If you use the same password for multiple accounts (like google or facebook), then you are screwed, so here is what to do:
- Goto http:lastpass.com/adobe and type in your email and see if you are on the list. Change the password and try to find unique passwords for every site that you have.
- There is a tradeoff between fewer passwords (eg using Facebook Connect) and a much wider breach if that main account is hacked.
- There are password loggers like Lastpass or Apple, but of course if they are hit, then what are you supposed to do.
- Finally, there is the NSA and all their vacuuming schemes.
So here is what I do:
- Password rotation. Change passwords once a year. It is a pain, but at least it means that sites I use a lot get rotations.
- Password Manager. I do use one, but I’ve been thinking about that too. It is just dangerous because password managers have your secret keys and anyone (eg a hacker or any government) can get access either by these find the admin and hack the account or just going to the FICA court and getting all of it.
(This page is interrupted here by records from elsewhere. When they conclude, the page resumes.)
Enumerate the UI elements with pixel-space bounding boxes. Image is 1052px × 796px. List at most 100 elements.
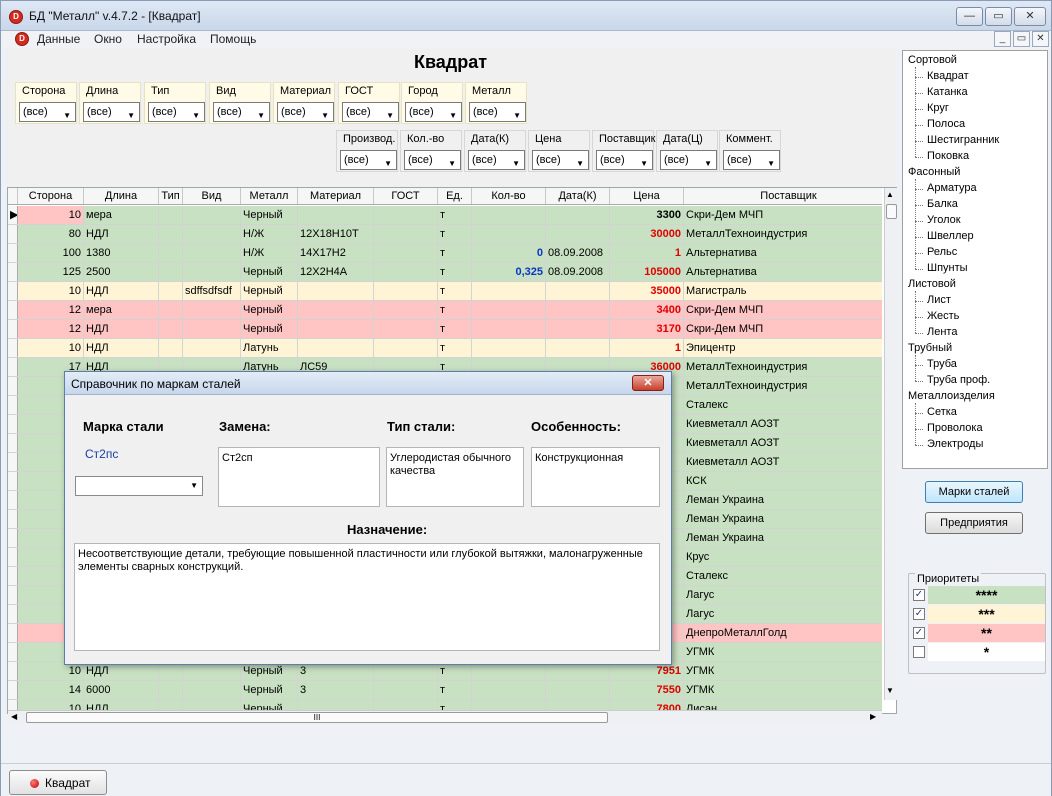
tree-item[interactable]: Лист bbox=[927, 294, 951, 306]
tree-group[interactable]: Металлоизделия bbox=[908, 390, 995, 402]
filter-select[interactable]: (все) ▼ bbox=[83, 102, 140, 122]
filter-select[interactable]: (все) ▼ bbox=[405, 102, 462, 122]
column-header[interactable]: Дата(К) bbox=[546, 188, 610, 204]
filter-select[interactable]: (все) ▼ bbox=[342, 102, 399, 122]
filter-select[interactable]: (все) ▼ bbox=[660, 150, 717, 170]
priority-checkbox[interactable]: ✓ bbox=[913, 589, 925, 601]
filter2-5: Дата(Ц) (все) ▼ bbox=[656, 130, 718, 172]
filter-select[interactable]: (все) ▼ bbox=[19, 102, 76, 122]
taskbar-window-button[interactable]: Квадрат bbox=[9, 770, 107, 795]
tree-group[interactable]: Фасонный bbox=[908, 166, 960, 178]
restore-button[interactable]: ▭ bbox=[985, 7, 1012, 26]
tree-group[interactable]: Трубный bbox=[908, 342, 952, 354]
mdi-minimize-button[interactable]: _ bbox=[994, 31, 1011, 47]
vertical-scrollbar[interactable]: ▲ ▼ bbox=[884, 188, 897, 700]
column-header[interactable]: Ед. bbox=[438, 188, 472, 204]
priority-checkbox[interactable] bbox=[913, 646, 925, 658]
tree-item[interactable]: Катанка bbox=[927, 86, 968, 98]
column-header[interactable]: Материал bbox=[298, 188, 374, 204]
tree-item[interactable]: Квадрат bbox=[927, 70, 969, 82]
vscroll-thumb[interactable] bbox=[886, 204, 897, 219]
filter-select[interactable]: (все) ▼ bbox=[340, 150, 397, 170]
purpose-field[interactable]: Несоответствующие детали, требующие повы… bbox=[74, 543, 660, 651]
filter-select[interactable]: (все) ▼ bbox=[532, 150, 589, 170]
mdi-restore-button[interactable]: ▭ bbox=[1013, 31, 1030, 47]
table-row[interactable]: 10 НДЛ Латунь т 1 Эпицентр bbox=[8, 339, 882, 358]
table-row[interactable]: 10 НДЛ sdffsdfsdf Черный т 35000 Магистраль bbox=[8, 282, 882, 301]
scroll-down-icon[interactable]: ▼ bbox=[886, 686, 894, 695]
tree-group[interactable]: Листовой bbox=[908, 278, 956, 290]
tree-item[interactable]: Уголок bbox=[927, 214, 961, 226]
table-row[interactable]: ▶ 10 мера Черный т 3300 Скри-Дем МЧП bbox=[8, 206, 882, 225]
table-row[interactable]: 80 НДЛ Н/Ж 12Х18Н10Т т 30000 МеталлТехноиндуст… bbox=[8, 225, 882, 244]
table-row[interactable]: 14 6000 Черный 3 т 7550 УГМК bbox=[8, 681, 882, 700]
column-header[interactable]: Кол-во bbox=[472, 188, 546, 204]
table-cell bbox=[183, 339, 241, 357]
table-row[interactable]: 12 мера Черный т 3400 Скри-Дем МЧП bbox=[8, 301, 882, 320]
scroll-left-icon[interactable]: ◀ bbox=[11, 712, 17, 721]
table-row[interactable]: 100 1380 Н/Ж 14Х17Н2 т 0 08.09.2008 1 Альтернати… bbox=[8, 244, 882, 263]
filter-select[interactable]: (все) ▼ bbox=[723, 150, 780, 170]
tree-item[interactable]: Поковка bbox=[927, 150, 969, 162]
tree-item[interactable]: Сетка bbox=[927, 406, 957, 418]
tree-item[interactable]: Шестигранник bbox=[927, 134, 999, 146]
tree-item[interactable]: Электроды bbox=[927, 438, 983, 450]
filter-select[interactable]: (все) ▼ bbox=[468, 150, 525, 170]
enterprises-button[interactable]: Предприятия bbox=[925, 512, 1023, 534]
mdi-doc-icon[interactable]: D bbox=[15, 32, 29, 46]
dialog-close-button[interactable]: ✕ bbox=[632, 375, 664, 391]
minimize-button[interactable]: — bbox=[956, 7, 983, 26]
filter-select[interactable]: (все) ▼ bbox=[277, 102, 334, 122]
column-header[interactable]: Поставщик bbox=[684, 188, 894, 204]
tree-connector bbox=[915, 301, 923, 302]
tree-connector bbox=[915, 77, 923, 78]
column-header[interactable]: Металл bbox=[241, 188, 298, 204]
tree-item[interactable]: Балка bbox=[927, 198, 958, 210]
column-header[interactable]: ГОСТ bbox=[374, 188, 438, 204]
replacement-field[interactable]: Ст2сп bbox=[218, 447, 380, 507]
tree-item[interactable]: Швеллер bbox=[927, 230, 974, 242]
filter-select[interactable]: (все) ▼ bbox=[404, 150, 461, 170]
scroll-up-icon[interactable]: ▲ bbox=[886, 190, 894, 199]
grade-select[interactable]: ▼ bbox=[75, 476, 203, 496]
menu-window[interactable]: Окно bbox=[94, 32, 122, 46]
table-row[interactable]: 12 НДЛ Черный т 3170 Скри-Дем МЧП bbox=[8, 320, 882, 339]
column-header[interactable]: Тип bbox=[159, 188, 183, 204]
menu-help[interactable]: Помощь bbox=[210, 32, 256, 46]
filter-select[interactable]: (все) ▼ bbox=[148, 102, 205, 122]
tree-item[interactable]: Труба bbox=[927, 358, 957, 370]
column-header[interactable]: Сторона bbox=[18, 188, 84, 204]
steel-grades-button[interactable]: Марки сталей bbox=[925, 481, 1023, 503]
steel-type-field[interactable]: Углеродистая обычного качества bbox=[386, 447, 524, 507]
tree-item[interactable]: Шпунты bbox=[927, 262, 968, 274]
filter-select[interactable]: (все) ▼ bbox=[596, 150, 653, 170]
tree-item[interactable]: Круг bbox=[927, 102, 949, 114]
menu-data[interactable]: Данные bbox=[37, 32, 80, 46]
horizontal-scrollbar[interactable]: ◀ III ▶ bbox=[8, 710, 882, 723]
tree-group[interactable]: Сортовой bbox=[908, 54, 957, 66]
table-cell: Н/Ж bbox=[241, 225, 298, 243]
filter-select[interactable]: (все) ▼ bbox=[213, 102, 270, 122]
menu-settings[interactable]: Настройка bbox=[137, 32, 196, 46]
table-row[interactable]: 10 НДЛ Черный т 7800 Лисан bbox=[8, 700, 882, 710]
priority-checkbox[interactable]: ✓ bbox=[913, 627, 925, 639]
tree-item[interactable]: Арматура bbox=[927, 182, 977, 194]
column-header[interactable]: Вид bbox=[183, 188, 241, 204]
filter-select[interactable]: (все) ▼ bbox=[469, 102, 526, 122]
tree-item[interactable]: Проволока bbox=[927, 422, 983, 434]
table-row[interactable]: 125 2500 Черный 12Х2Н4А т 0,325 08.09.2008 1050… bbox=[8, 263, 882, 282]
close-button[interactable]: ✕ bbox=[1014, 7, 1046, 26]
scroll-right-icon[interactable]: ▶ bbox=[870, 712, 876, 721]
tree-item[interactable]: Полоса bbox=[927, 118, 965, 130]
tree-item[interactable]: Рельс bbox=[927, 246, 957, 258]
feature-field[interactable]: Конструкционная bbox=[531, 447, 660, 507]
column-header[interactable]: Цена bbox=[610, 188, 684, 204]
priority-checkbox[interactable]: ✓ bbox=[913, 608, 925, 620]
hscroll-thumb[interactable]: III bbox=[26, 712, 608, 723]
column-header[interactable]: Длина bbox=[84, 188, 159, 204]
tree-item[interactable]: Лента bbox=[927, 326, 957, 338]
tree-item[interactable]: Труба проф. bbox=[927, 374, 990, 386]
mdi-close-button[interactable]: ✕ bbox=[1032, 31, 1049, 47]
column-header[interactable] bbox=[8, 188, 18, 204]
tree-item[interactable]: Жесть bbox=[927, 310, 959, 322]
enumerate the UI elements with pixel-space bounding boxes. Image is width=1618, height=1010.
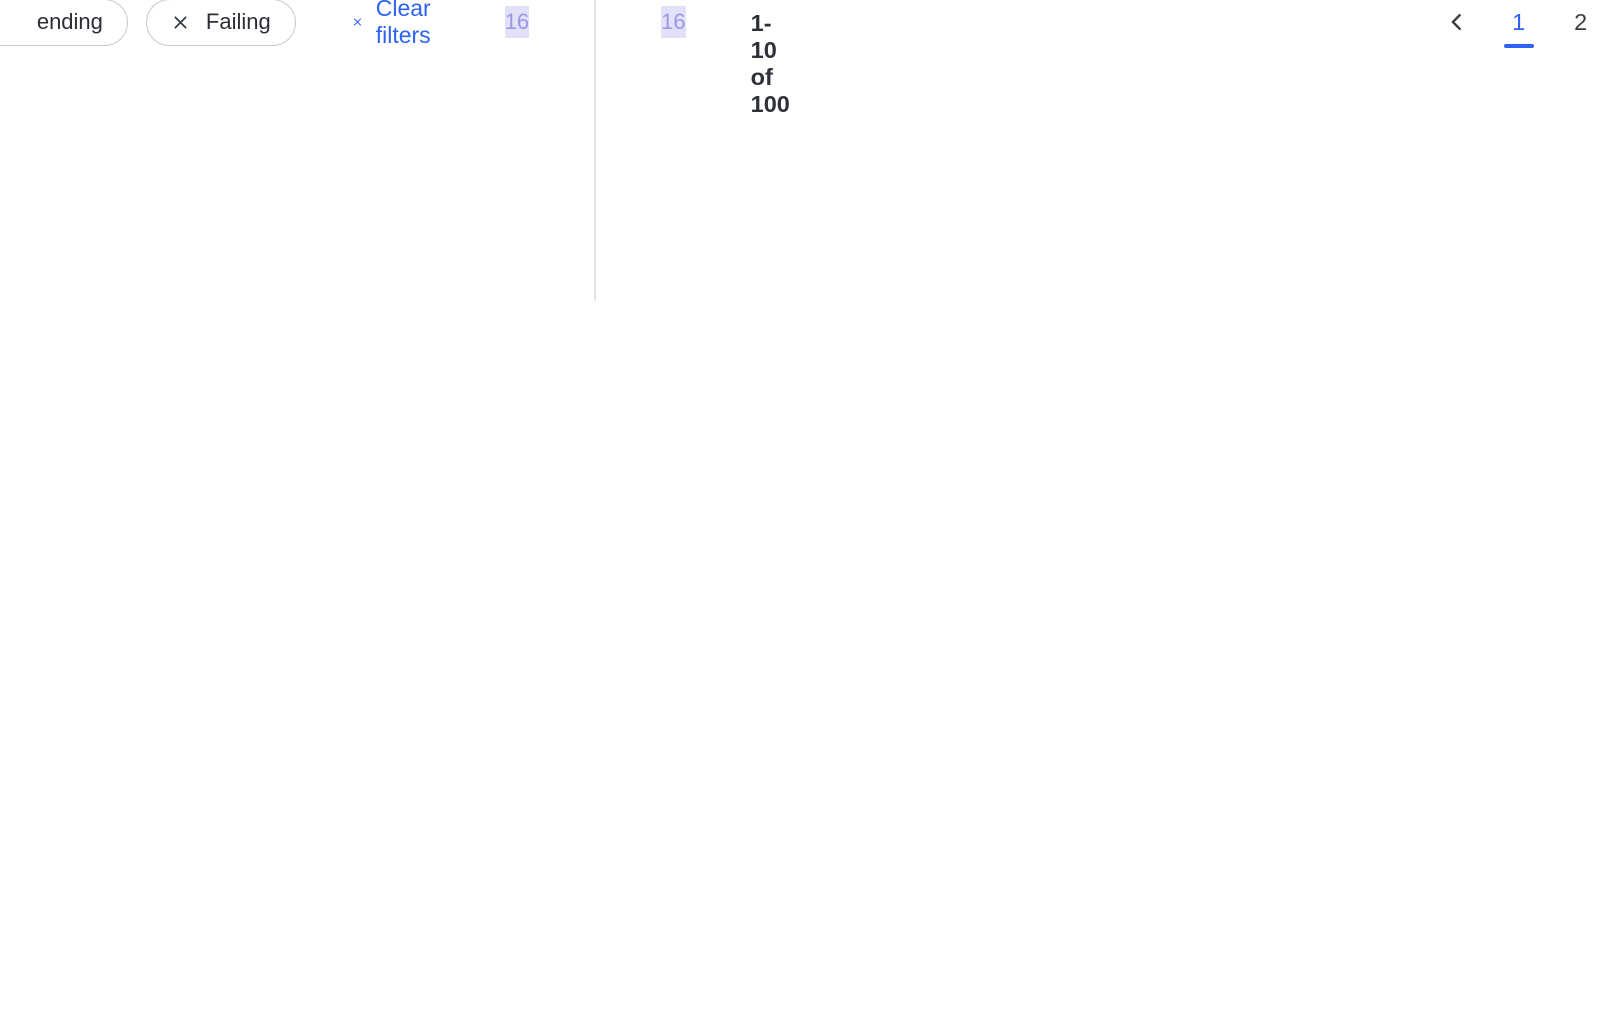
clear-icon — [352, 12, 363, 32]
filter-chip-label: Pending — [22, 9, 103, 35]
filter-chip-pending[interactable]: Pending — [0, 0, 128, 46]
filter-chip-label: Failing — [206, 9, 271, 35]
filter-chip-failing[interactable]: Failing — [146, 0, 296, 46]
peer-name-cell: cluster-6-partition-2 — [595, 115, 596, 207]
page-button-1[interactable]: 1 — [1501, 0, 1537, 44]
peer-name-cell: cluster-5-partition-5 — [595, 0, 596, 21]
clear-filters-link[interactable]: Clear filters — [352, 0, 440, 49]
chip-remove-icon[interactable] — [0, 13, 6, 32]
peer-name-cell: cluster-6-partition-2 — [595, 208, 596, 300]
spacing-marker: 16 — [661, 6, 685, 38]
peer-name-cell: cluster-6-partition-2 — [595, 22, 596, 114]
chevron-left-icon — [1446, 11, 1468, 33]
filters-row: Filters applied: ActiveStartingPendingFa… — [0, 0, 440, 46]
peers-table: Peer name Cluster partition Status Impor… — [594, 0, 596, 301]
page: Dropdown Dropdown Dropdown 16 Filters ap… — [0, 0, 36, 44]
results-summary: 1-10 of 100 — [751, 10, 790, 118]
spacing-marker: 16 — [505, 6, 529, 38]
page-list: 1234…910 — [1439, 0, 1618, 44]
spacing-marker-label: 16 — [661, 9, 685, 35]
filter-chips: ActiveStartingPendingFailing — [0, 0, 296, 46]
page-button-2[interactable]: 2 — [1563, 0, 1599, 44]
spacing-marker-label: 16 — [505, 9, 529, 35]
previous-page-button[interactable] — [1439, 0, 1475, 44]
chip-remove-icon[interactable] — [171, 13, 190, 32]
clear-filters-label: Clear filters — [376, 0, 440, 49]
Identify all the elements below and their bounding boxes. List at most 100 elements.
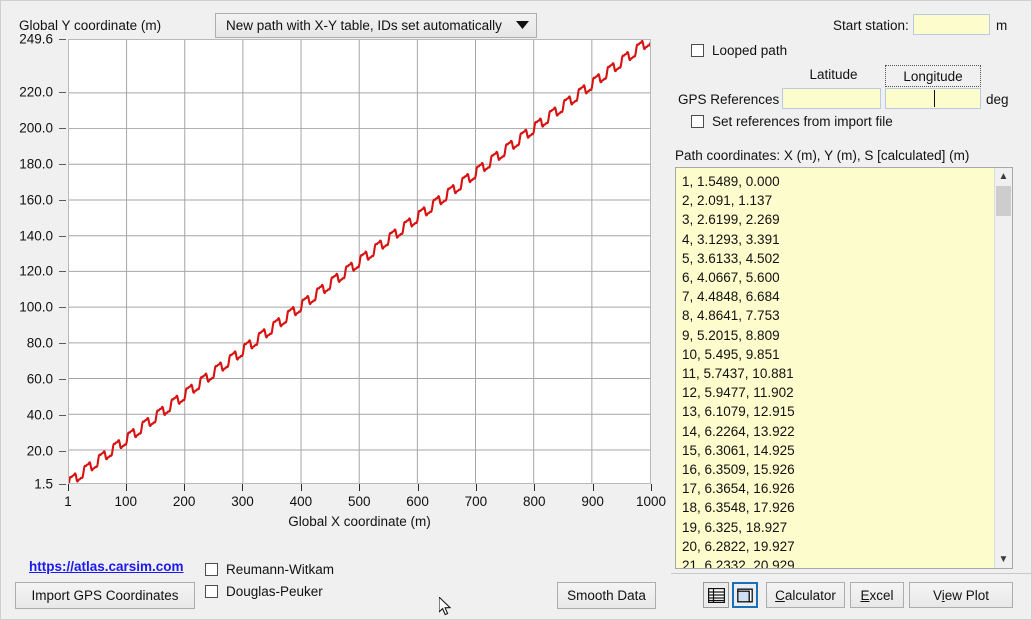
- y-tick-mark: [59, 379, 66, 381]
- divider: [671, 573, 1032, 574]
- y-tick-label: 80.0: [26, 335, 53, 351]
- scroll-down-icon[interactable]: ▼: [995, 551, 1012, 568]
- set-references-label: Set references from import file: [712, 114, 893, 129]
- scrollbar-thumb[interactable]: [996, 186, 1011, 216]
- listbox-scrollbar[interactable]: ▲ ▼: [994, 168, 1012, 568]
- window-panel-icon[interactable]: [732, 582, 758, 608]
- coordinate-row[interactable]: 10, 5.495, 9.851: [682, 345, 994, 364]
- scroll-up-icon[interactable]: ▲: [995, 168, 1012, 185]
- looped-path-checkbox[interactable]: Looped path: [691, 43, 787, 58]
- y-tick-label: 220.0: [19, 84, 53, 100]
- longitude-header[interactable]: Longitude: [885, 65, 981, 87]
- x-tick-mark: [242, 484, 244, 491]
- checkbox-box: [205, 585, 218, 598]
- path-editor-window: Global Y coordinate (m) New path with X-…: [0, 0, 1032, 620]
- x-tick-label: 200: [172, 494, 196, 509]
- excel-button[interactable]: Excel: [850, 582, 904, 608]
- coordinate-row[interactable]: 21, 6.2332, 20.929: [682, 556, 994, 568]
- coordinate-row[interactable]: 7, 4.4848, 6.684: [682, 287, 994, 306]
- y-tick-mark: [59, 127, 66, 129]
- import-gps-coordinates-button[interactable]: Import GPS Coordinates: [15, 582, 195, 609]
- start-station-input[interactable]: [913, 14, 990, 35]
- y-tick-label: 100.0: [19, 299, 53, 315]
- y-tick-mark: [59, 163, 66, 165]
- coordinate-row[interactable]: 6, 4.0667, 5.600: [682, 268, 994, 287]
- x-tick-label: 500: [347, 494, 371, 509]
- coordinate-row[interactable]: 2, 2.091, 1.137: [682, 191, 994, 210]
- y-tick-label: 180.0: [19, 156, 53, 172]
- chevron-down-icon: [508, 21, 536, 30]
- x-tick-label: 900: [581, 494, 604, 509]
- y-tick-mark: [59, 92, 66, 94]
- x-tick-mark: [300, 484, 302, 491]
- y-tick-mark: [59, 414, 66, 416]
- path-coordinates-listbox[interactable]: 1, 1.5489, 0.000 2, 2.091, 1.137 3, 2.6199…: [675, 167, 1013, 569]
- coordinate-row[interactable]: 20, 6.2822, 19.927: [682, 537, 994, 556]
- y-tick-label: 120.0: [19, 263, 53, 279]
- atlas-link[interactable]: https://atlas.carsim.com: [29, 559, 184, 574]
- y-tick-mark: [59, 307, 66, 309]
- coordinate-rows: 1, 1.5489, 0.000 2, 2.091, 1.137 3, 2.6199…: [676, 168, 994, 568]
- latitude-input[interactable]: [782, 88, 881, 109]
- reumann-witkam-label: Reumann-Witkam: [226, 562, 335, 577]
- coordinate-row[interactable]: 9, 5.2015, 8.809: [682, 326, 994, 345]
- x-tick-label: 100: [114, 494, 138, 509]
- x-tick-mark: [651, 484, 652, 491]
- coordinate-row[interactable]: 18, 6.3548, 17.926: [682, 498, 994, 517]
- x-tick-label: 1: [64, 494, 72, 509]
- x-axis-title: Global X coordinate (m): [288, 514, 431, 529]
- douglas-peuker-checkbox[interactable]: Douglas-Peuker: [205, 584, 323, 599]
- smooth-data-button[interactable]: Smooth Data: [557, 582, 656, 609]
- y-tick-label: 200.0: [19, 120, 53, 136]
- plot-container: 1.5 20.0 40.0 60.0 80.0 100.0 120.0 140.0 160.0 1…: [1, 31, 669, 541]
- x-tick-mark: [125, 484, 127, 491]
- view-plot-label: View Plot: [932, 587, 990, 603]
- x-tick-mark: [534, 484, 536, 491]
- coordinate-row[interactable]: 15, 6.3061, 14.925: [682, 441, 994, 460]
- y-tick-mark: [59, 343, 66, 345]
- set-references-checkbox[interactable]: Set references from import file: [691, 114, 893, 129]
- coordinate-row[interactable]: 12, 5.9477, 11.902: [682, 383, 994, 402]
- degrees-unit: deg: [986, 92, 1009, 107]
- x-tick-label: 400: [289, 494, 313, 509]
- x-tick-mark: [475, 484, 477, 491]
- coordinate-row[interactable]: 17, 6.3654, 16.926: [682, 479, 994, 498]
- excel-label: Excel: [860, 587, 894, 603]
- checkbox-box: [205, 563, 218, 576]
- text-cursor: [934, 90, 935, 107]
- reumann-witkam-checkbox[interactable]: Reumann-Witkam: [205, 562, 334, 577]
- y-tick-label: 140.0: [19, 228, 53, 244]
- coordinate-row[interactable]: 3, 2.6199, 2.269: [682, 210, 994, 229]
- longitude-input[interactable]: [885, 88, 981, 109]
- coordinate-row[interactable]: 1, 1.5489, 0.000: [682, 172, 994, 191]
- y-tick-label: 160.0: [19, 192, 53, 208]
- x-tick-mark: [68, 484, 69, 491]
- mouse-cursor: [438, 595, 453, 620]
- y-tick-mark: [59, 199, 66, 201]
- start-station-label: Start station:: [833, 18, 909, 33]
- plot-canvas: [68, 39, 651, 484]
- calculator-label: Calculator: [775, 587, 836, 603]
- coordinate-row[interactable]: 14, 6.2264, 13.922: [682, 422, 994, 441]
- coordinate-row[interactable]: 16, 6.3509, 15.926: [682, 460, 994, 479]
- y-tick-mark: [59, 450, 66, 452]
- coordinate-row[interactable]: 5, 3.6133, 4.502: [682, 249, 994, 268]
- table-grid-icon[interactable]: [703, 582, 729, 608]
- y-axis-labels: 1.5 20.0 40.0 60.0 80.0 100.0 120.0 140.0 160.0 1…: [1, 31, 66, 501]
- x-tick-label: 1000: [635, 494, 667, 509]
- x-tick-label: 800: [523, 494, 546, 509]
- x-tick-mark: [184, 484, 186, 491]
- coordinate-row[interactable]: 13, 6.1079, 12.915: [682, 402, 994, 421]
- coordinate-row[interactable]: 8, 4.8641, 7.753: [682, 306, 994, 325]
- x-tick-label: 300: [231, 494, 254, 509]
- coordinate-row[interactable]: 11, 5.7437, 10.881: [682, 364, 994, 383]
- x-tick-mark: [592, 484, 594, 491]
- view-plot-button[interactable]: View Plot: [909, 582, 1013, 608]
- coordinate-row[interactable]: 19, 6.325, 18.927: [682, 518, 994, 537]
- coordinate-row[interactable]: 4, 3.1293, 3.391: [682, 230, 994, 249]
- gps-references-label: GPS References: [678, 92, 780, 107]
- x-tick-label: 600: [406, 494, 429, 509]
- latitude-header: Latitude: [809, 67, 858, 82]
- calculator-button[interactable]: Calculator: [766, 582, 845, 608]
- y-tick-label: 20.0: [26, 443, 53, 459]
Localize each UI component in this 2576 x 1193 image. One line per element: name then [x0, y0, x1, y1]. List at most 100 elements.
In the end some sort of “zero knowledge” scheme where you keep an encrypted file for yourself that no one else can get to might be right. 1Password seems to be the best of the bunch now as they are open source and they don’t have any secret keys (but I’ve had trouble using them).
- Per site passwords. This is a tricky one, but you want passwords that are unique for every site and every account that you have (think multiple google acocunts). Ludwig taught me a trick here which is to salt some complex scheme with something about eacy site and each account.
- Longer is better. It takes more to type, but something that doesn’t use common words (eg vulnerable to dictionary attack) and uses special characters is better.
Anyway off I go to fix this. What I normally do is:
- Change the password for each account hacked
- Then change all my commonly used passwords to a new scheme, so even if they figure out the scheme from the hack, it doesn’t help.
- And yes, it means hugely long passwords, but there is no real helping that. You should feel good if the site says, too many characters 🙂
- Find a safe place to put them all, encrypt that and hope you never forget that key.